El barrio San Pablo, en la parte sur de Santa Marta, vive una situación crítica que amenaza con escalar en conflictos vecinales y problemas ambientales. Durante más de una semana, la empresa Atesa no ha podido recoger la basura de las viviendas debido a un vehículo chatarra mal estacionado que bloquea el acceso del camión recolector.
Según denuncian los habitantes, el propietario del carro se niega a retirarlo a pesar de los constantes llamados de la comunidad. Incluso, el hombre habría retirado las llantas delanteras del vehículo, imposibilitando que los vecinos puedan moverlo. Ante esta negativa, la comunidad ha solicitado la intervención de la Secretaría de Movilidad del Distrito para que el carro sea retirado con una grúa, pero hasta el momento no han recibido respuesta oficial.

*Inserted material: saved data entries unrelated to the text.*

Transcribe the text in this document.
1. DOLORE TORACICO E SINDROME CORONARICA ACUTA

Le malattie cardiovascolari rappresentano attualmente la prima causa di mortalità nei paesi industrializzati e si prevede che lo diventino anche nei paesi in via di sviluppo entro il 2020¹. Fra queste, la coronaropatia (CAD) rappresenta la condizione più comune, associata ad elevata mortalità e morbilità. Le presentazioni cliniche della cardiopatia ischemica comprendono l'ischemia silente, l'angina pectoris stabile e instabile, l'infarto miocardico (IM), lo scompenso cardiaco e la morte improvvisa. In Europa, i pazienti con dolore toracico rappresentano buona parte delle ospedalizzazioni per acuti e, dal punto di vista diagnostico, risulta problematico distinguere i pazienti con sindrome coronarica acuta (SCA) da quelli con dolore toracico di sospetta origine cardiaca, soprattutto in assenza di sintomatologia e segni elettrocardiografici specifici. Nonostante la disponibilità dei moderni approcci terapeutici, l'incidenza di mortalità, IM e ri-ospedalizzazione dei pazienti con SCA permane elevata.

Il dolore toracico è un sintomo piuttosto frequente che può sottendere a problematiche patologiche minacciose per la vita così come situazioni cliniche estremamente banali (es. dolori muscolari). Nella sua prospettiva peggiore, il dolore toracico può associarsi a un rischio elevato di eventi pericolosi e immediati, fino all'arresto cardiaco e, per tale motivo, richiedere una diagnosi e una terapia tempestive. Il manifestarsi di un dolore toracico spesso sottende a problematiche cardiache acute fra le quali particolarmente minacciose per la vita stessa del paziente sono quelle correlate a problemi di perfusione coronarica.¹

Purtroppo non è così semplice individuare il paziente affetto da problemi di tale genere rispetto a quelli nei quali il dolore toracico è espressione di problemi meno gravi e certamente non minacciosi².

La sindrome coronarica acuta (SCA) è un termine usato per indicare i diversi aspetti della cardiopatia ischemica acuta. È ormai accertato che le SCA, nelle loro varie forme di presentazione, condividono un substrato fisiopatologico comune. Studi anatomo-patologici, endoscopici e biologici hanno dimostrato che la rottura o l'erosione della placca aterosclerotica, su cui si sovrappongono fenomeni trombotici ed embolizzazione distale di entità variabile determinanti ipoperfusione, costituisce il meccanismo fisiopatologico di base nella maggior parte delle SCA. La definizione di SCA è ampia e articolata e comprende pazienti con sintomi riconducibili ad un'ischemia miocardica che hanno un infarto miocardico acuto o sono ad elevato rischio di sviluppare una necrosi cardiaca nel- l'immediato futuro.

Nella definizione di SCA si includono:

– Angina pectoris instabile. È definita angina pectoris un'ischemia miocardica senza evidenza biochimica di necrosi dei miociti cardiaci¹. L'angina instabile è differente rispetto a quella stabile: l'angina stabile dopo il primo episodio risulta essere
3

La acumulación de desechos en las terrazas y puntos cercanos está generando fuertes olores y un incremento en la presencia de roedores, lo que supone un grave daño ambiental. La situación ha causado fricciones entre los residentes, quienes han advertido que, si no se resuelve el problema pronto, trasladarán la basura frente a la vivienda del propietario del carro abandonado. Líderes comunitarios han pedido la pronta intervención de las autoridades para evitar enfrentamientos que puedan terminar en tragedia.
Por su parte, Atesa ha señalado que no puede realizar la recolección mientras persista la obstrucción, instando a los vecinos a bajar la basura hasta el punto más cercano al alcance del camión. Sin embargo, muchos habitantes consideran esta solución insostenible, exigiendo una pronta acción por parte de las autoridades competentes.